2020 Governor General’s Literary Award
Dr. Madhur Anand, a professor in the School of Environmental Sciences, has won this year’s Governor General’s Literary Award for Non-fiction.
She won for This Red Line Goes Straight to Your Heart: A Memoir of Halves. The experimental memoir focuses on immigration and storytelling through generations and is rooted in the themes of partition and divide.
Dr. Thomas King, College of Arts professor emeritus, was nominated for a Governor General’s fiction award for Indians on Vacation.
Jael Richardson, a 2010 graduate of U of G’s MFA in creative writing program and a 2003 BA alumna, released her first novel, Gutter Child, early this year. The book was shortlisted for the 2021 Amazon Canada First Novel Award. Richardson is the founder and director of the popular Festival of Literary Diversity, held online this year in early May.
U of G alumna Sally Frater was named executive director of Oakville Galleries in Oakville, Ont., in March. She earned a BA in studio art in 1999 from U of G and an MA in contemporary art from the University of Manchester. Before joining Oakville Galleries, she was curator of contemporary art at the Art Gallery of Guelph and artistic director of Centre for Artistic and Social Practice in Hamilton.
CANISIA LUBRIN /
University of Guelph alumna Canisia Lubrin and her mentor, U of G professor Dionne Brand, were among eight winners worldwide of the 2021 Windham-Campbell Prize for outstanding international writers of fiction, non-fiction, drama and poetry.

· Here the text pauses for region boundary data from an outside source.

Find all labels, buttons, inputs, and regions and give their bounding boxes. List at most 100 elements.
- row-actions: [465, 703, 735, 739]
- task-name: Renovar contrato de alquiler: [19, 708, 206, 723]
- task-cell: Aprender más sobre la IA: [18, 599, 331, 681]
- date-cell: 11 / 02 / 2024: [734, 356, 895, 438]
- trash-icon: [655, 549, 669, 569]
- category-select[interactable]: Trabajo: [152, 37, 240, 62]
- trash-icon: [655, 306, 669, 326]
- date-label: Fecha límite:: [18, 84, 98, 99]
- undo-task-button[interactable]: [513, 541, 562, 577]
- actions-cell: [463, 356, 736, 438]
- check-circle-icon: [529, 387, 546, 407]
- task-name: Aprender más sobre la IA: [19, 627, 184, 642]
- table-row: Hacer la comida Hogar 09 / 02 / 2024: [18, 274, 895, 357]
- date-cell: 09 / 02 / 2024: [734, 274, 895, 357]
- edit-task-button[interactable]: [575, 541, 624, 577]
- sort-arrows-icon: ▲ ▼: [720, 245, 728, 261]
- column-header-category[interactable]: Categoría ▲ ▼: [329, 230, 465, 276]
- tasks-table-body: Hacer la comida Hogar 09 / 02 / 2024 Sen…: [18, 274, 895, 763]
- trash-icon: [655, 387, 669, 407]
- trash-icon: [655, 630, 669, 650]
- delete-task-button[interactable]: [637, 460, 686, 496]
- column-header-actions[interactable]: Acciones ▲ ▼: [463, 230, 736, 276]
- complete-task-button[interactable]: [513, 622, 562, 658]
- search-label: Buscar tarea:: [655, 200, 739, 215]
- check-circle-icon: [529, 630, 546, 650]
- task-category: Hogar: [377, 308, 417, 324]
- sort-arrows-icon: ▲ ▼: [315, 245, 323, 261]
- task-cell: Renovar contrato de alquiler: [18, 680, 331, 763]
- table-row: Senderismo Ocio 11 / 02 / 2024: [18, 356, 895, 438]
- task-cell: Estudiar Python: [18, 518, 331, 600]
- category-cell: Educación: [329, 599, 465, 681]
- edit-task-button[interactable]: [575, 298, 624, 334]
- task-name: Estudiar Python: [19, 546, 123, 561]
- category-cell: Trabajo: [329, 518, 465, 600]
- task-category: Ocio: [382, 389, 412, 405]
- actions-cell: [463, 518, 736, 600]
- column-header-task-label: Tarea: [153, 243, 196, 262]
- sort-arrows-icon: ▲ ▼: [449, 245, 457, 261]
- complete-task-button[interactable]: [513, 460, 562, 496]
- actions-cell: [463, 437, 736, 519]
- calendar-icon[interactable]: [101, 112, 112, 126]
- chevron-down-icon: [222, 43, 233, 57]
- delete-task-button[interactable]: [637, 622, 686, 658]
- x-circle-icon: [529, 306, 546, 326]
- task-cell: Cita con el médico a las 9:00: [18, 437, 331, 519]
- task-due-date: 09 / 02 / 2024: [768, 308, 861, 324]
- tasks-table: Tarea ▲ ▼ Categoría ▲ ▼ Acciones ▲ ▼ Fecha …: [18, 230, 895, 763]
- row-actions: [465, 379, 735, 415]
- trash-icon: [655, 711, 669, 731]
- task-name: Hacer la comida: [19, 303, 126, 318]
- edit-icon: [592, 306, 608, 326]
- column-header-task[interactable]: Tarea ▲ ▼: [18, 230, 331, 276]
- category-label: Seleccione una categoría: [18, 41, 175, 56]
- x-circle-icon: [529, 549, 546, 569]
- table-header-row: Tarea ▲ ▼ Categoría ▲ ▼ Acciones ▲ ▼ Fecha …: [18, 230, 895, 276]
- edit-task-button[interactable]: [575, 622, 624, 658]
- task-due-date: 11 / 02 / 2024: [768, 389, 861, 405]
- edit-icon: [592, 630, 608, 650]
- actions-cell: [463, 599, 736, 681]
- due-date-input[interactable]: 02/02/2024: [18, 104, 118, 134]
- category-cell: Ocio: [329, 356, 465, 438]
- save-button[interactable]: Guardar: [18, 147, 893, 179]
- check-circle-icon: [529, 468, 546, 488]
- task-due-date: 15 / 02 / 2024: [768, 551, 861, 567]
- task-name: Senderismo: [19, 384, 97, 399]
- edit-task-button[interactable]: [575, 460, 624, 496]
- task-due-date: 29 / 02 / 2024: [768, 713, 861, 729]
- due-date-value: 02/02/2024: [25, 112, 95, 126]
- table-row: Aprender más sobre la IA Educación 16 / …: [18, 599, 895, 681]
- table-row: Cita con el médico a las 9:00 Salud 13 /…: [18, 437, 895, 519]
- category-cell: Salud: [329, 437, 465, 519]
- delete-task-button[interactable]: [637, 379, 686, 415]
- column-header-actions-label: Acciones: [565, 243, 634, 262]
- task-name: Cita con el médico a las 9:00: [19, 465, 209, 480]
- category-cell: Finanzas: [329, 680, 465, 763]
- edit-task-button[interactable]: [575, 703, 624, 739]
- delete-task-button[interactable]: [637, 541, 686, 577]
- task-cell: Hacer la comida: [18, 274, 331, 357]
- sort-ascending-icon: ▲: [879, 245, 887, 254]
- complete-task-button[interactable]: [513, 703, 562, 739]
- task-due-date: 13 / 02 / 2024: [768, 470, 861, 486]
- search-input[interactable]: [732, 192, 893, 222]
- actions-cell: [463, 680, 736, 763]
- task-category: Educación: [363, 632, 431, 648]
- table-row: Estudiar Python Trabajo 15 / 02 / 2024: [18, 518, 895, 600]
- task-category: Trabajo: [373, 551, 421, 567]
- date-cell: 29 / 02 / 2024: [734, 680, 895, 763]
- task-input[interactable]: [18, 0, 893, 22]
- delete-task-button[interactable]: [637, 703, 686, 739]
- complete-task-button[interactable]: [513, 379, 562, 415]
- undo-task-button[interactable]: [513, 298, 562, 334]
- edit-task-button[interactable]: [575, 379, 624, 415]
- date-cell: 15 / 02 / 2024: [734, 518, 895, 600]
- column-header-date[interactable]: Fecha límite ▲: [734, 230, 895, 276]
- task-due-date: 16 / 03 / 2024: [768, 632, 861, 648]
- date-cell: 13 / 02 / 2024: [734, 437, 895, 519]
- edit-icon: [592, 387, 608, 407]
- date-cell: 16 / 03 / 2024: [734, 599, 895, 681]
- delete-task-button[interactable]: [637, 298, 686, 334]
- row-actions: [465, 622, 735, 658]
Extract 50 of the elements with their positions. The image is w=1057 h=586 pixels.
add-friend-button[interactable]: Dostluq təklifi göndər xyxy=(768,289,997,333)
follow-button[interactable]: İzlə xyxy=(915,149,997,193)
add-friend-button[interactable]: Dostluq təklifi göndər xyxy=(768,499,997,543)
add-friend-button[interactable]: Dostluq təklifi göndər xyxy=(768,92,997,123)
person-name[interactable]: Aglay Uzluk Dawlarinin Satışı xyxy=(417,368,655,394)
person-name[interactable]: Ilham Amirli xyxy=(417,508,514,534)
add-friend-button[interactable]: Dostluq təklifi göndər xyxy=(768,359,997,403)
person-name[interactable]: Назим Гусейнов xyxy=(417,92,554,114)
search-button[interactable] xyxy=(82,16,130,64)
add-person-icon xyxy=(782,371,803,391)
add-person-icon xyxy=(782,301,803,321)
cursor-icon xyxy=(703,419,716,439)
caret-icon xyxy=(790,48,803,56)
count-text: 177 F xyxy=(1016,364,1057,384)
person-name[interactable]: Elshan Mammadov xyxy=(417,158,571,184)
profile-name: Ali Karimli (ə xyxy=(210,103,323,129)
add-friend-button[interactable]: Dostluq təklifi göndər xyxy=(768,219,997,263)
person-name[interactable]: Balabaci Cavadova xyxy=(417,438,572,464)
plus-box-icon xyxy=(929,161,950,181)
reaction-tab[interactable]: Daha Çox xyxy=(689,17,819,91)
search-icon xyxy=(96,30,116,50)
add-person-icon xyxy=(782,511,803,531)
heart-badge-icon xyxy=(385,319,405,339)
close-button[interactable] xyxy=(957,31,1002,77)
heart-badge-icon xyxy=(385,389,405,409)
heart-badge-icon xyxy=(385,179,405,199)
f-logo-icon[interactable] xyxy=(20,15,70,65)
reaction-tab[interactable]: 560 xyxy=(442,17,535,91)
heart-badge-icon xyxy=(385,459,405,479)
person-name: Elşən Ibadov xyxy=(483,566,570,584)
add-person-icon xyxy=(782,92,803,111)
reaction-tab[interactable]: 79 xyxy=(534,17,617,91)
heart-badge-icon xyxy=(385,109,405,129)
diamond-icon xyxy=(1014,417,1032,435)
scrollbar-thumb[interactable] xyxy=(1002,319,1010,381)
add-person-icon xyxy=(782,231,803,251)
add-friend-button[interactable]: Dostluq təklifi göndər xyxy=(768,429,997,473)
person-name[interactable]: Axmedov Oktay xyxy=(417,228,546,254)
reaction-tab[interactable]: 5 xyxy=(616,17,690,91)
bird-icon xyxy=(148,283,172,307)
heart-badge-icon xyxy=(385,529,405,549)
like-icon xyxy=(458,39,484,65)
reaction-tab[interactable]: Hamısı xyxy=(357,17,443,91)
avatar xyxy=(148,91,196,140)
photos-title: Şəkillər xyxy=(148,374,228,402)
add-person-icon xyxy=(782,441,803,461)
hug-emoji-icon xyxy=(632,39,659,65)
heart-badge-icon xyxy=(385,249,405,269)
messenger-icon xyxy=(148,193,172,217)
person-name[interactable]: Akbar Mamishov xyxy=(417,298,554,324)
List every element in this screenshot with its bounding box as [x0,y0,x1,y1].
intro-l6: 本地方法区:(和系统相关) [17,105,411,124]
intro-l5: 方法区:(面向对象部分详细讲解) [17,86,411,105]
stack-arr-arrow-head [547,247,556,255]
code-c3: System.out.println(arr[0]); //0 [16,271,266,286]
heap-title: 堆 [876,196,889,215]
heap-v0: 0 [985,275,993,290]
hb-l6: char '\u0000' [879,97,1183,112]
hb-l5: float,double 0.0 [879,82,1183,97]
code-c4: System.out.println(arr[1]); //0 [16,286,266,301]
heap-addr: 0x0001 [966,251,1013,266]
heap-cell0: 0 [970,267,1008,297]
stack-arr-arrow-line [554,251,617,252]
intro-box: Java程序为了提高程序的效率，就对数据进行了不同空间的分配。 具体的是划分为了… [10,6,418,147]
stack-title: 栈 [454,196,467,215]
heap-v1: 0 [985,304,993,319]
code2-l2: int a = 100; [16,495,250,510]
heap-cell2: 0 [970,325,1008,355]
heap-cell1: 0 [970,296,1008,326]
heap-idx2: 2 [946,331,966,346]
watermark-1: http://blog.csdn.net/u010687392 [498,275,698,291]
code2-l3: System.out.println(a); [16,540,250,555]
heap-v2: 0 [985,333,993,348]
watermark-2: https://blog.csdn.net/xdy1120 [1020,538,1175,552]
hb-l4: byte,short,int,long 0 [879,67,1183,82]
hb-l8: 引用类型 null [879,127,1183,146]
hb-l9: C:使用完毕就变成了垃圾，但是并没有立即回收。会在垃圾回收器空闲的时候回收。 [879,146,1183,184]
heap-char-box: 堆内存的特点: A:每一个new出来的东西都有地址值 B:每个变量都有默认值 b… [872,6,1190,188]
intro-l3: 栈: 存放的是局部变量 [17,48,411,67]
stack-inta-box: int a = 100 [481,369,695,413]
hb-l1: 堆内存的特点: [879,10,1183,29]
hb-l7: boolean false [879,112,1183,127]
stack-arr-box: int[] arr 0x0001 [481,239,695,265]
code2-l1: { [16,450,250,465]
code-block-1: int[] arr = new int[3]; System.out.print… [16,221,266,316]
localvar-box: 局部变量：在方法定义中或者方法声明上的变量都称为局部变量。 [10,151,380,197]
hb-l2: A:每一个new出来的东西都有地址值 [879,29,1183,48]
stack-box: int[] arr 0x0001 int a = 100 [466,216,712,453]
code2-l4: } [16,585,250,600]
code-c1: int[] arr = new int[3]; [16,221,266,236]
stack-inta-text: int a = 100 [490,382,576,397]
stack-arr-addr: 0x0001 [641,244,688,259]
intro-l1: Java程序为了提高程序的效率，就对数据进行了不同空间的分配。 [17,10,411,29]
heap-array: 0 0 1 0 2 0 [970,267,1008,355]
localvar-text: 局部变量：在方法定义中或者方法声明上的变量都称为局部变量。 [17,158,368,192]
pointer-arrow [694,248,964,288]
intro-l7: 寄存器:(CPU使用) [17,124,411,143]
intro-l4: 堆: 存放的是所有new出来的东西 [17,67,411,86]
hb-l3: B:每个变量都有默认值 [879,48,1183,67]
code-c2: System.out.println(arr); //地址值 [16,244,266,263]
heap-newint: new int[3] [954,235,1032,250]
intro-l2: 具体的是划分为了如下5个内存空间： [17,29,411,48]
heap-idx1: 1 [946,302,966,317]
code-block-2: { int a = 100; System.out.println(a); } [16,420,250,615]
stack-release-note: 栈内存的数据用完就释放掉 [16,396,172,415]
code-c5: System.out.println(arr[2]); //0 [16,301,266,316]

A professor in the School of English and Theatre Studies, Brand was recognized in the fiction category for her novel Theory, which won the 2019 Toronto Book Award.
Lubrin, a 2015 graduate of U of G’s MFA creative writing program, was honoured for her poetry collections, Voodoo Hypothesis and The Dyzgraphxst.
SOUVANKHAM THAMMAVONGSA /
2020 Giller Prize
Two writers and thesis advisers in the creative writing program in the College of Arts had outstanding showings in the 2020 ScotiaBank Giller Prize, one of Canada’s most prestigious literary awards.
Souvankham Thammavongsa won the $100,000 literary price for her short-story collection How to Pronounce Knife, her first work of fiction. Shani Mootoo, a 2011 MA grad in English and drama from U of G, was one of four other finalists for her novel Polar Vortex.
Bardia Sinaee enrolled in U of G’s MFA in creative writing program in 2015, right around the time he was diagnosed with cancer. His studies helped him write through his treatment. His inaugural poetry collection, Intruder, published in 2020 by House of Anansi Press, explores the theme of encroachment, whether from cancer, COVID-19 or the internet. He completed the book during the pandemic.
Painter Azadeh Elmizadeh, a U of G grad, garnered the 2020 Joseph Plaskett Foundation award in post-graduate painting, valued at $30,000. The Tehran-born artist and graduate of the master of fine art program at U of G in 2020 will use the award to further develop her art practice in Europe when international travel allows.
DR. BARRY HEATH
Odyssey and Shammy Go to School
Odyssey and Shammy Go to School, a children’s book by Saskatchewan veterinarian Dr. Barry Heath, DVM ’72, portrays the roles, training and needs of service dogs.